In the tight crush of his arms, I can feel the faint tremor of his body as he cries silently into my hair. The wordless mumble becomes more coherent, and I feel the pressure build up behind my eyes too. I don’t want to fucking cry. I want to be fucked, and I want to forget.

“I’m sorry, baby,” he whispers over and over as he strokes me, his body barely moving against mine, barely pulling out, but it’s enough. “I’m sorry.”

And he feels so close, so fragile, I’m afraid I will feel him breaking apart inside me.

After, we curl into one another on the floor, away from the glass. We stay like that for hours until I can’t stand it anymore and I drag him up, ignoring the sharp pain in my chest, because now when I cough, it hurts.

We have to move. If we move, we’re still alive. If we stay here like this, it feels like we’re lying down and taking it, letting the shit pile on top of us and not fighting anymore. This place is gone. We’ll deal with it; we’ll find somewhere else.

Julian makes no protest. And while it’s easier for now, I know that ultimately it’s worse.

W
ASTED

 

T
HE
STREETS
are too crowded now. It must be lunchtime already. We seem to be heading toward the financial district, toward the blank-eyed divide we usually avoid. I don’t know why I’ve come this way, making the both of us struggle through a tide of fucking beige-gray people all wrapped up in their fucking beige-gray little lives, pushing and glaring and just about fucking stepping on us as if we shouldn’t exist, as if our passage through the streets is somehow less important than theirs.

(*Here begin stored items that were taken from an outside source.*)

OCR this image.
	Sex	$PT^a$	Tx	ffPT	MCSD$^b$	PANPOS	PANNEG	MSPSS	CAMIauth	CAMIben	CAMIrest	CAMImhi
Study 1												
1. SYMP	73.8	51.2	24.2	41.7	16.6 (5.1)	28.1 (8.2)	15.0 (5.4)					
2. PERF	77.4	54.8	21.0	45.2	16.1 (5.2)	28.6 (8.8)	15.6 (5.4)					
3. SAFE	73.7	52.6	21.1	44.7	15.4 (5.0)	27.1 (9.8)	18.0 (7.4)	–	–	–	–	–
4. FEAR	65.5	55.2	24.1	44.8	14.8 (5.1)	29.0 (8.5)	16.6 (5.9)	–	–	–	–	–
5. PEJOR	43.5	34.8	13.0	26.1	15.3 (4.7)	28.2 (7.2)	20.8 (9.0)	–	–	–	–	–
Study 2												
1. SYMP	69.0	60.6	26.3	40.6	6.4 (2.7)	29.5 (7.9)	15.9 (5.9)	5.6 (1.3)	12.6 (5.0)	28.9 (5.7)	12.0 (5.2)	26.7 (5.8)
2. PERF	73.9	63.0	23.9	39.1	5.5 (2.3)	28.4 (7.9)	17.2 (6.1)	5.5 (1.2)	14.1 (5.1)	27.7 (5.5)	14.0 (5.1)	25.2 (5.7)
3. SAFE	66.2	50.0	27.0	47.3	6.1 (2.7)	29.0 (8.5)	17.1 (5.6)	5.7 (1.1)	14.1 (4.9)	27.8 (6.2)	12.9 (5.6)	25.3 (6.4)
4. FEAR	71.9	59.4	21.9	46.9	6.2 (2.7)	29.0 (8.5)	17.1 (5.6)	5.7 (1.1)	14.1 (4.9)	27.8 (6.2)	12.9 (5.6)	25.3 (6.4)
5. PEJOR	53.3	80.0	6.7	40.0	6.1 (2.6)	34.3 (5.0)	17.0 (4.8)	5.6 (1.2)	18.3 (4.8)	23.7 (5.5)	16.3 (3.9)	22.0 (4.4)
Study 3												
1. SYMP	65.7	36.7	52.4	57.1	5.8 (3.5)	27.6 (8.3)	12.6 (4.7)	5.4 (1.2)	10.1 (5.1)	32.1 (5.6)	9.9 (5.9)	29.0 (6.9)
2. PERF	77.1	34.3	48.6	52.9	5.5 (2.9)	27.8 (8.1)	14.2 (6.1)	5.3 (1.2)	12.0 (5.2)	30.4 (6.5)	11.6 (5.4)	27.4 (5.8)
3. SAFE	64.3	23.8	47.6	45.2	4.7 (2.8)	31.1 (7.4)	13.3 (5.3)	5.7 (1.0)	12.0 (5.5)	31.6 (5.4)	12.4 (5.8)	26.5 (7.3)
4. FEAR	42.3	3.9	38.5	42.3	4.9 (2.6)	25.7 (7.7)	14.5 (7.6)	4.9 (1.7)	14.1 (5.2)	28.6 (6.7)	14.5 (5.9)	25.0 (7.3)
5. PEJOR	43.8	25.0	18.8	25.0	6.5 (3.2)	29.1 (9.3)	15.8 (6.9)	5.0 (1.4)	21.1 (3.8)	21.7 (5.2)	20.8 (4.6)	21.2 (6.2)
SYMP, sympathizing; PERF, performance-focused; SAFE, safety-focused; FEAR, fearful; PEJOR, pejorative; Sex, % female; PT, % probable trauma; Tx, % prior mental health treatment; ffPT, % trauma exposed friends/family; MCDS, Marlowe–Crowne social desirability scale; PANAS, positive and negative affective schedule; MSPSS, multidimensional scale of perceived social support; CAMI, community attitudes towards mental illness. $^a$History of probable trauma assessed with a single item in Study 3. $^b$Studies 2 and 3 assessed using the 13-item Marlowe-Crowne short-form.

And it should all be bright sensory overload, the way cities are meant to be, but the fumes and the rain grind everything down to dull shades of gray. I drag Julian onward, my fingers twisted in the sleeve of his top, walking recklessly across busy road after busy road, stopping the traffic, daring the stupid cars to hit us. The rain picks up, and it might as well be snow, it’s so fucking cold. I need to stop and rest, I’m coughing so hard, but I know if I let go of Julian right now, he’ll sink down where we are, and I don’t have the strength to drag him up again. The emptiness in his expression is scaring me, and Gem is the only one I have to trust right now, the only one who might know what to do to help us.

But I’m not walking to Gem’s.

The rain becomes heavier, a gray mist obscuring our vision, soaking us to the skin. I search street after street before dragging us into a graffitied and drafty bus shelter, the sort with the red plastic seats that tip you off so you don’t get too comfortable and want to stick around too long. For an area so full of moneymaking businesses, it’s surprisingly rundown.

Without thinking I hold Julian close to me, slipping one arm around his waist, keeping the other still gripping his sleeve. Even as skinny as he’s become, he still feels solid to me. And all my anger drains out of me as the warmth of him touches me—warmth that colors the filthy streets with brightness, lightens the ashen sky—his body takes my weight and makes everything bearable. Almost.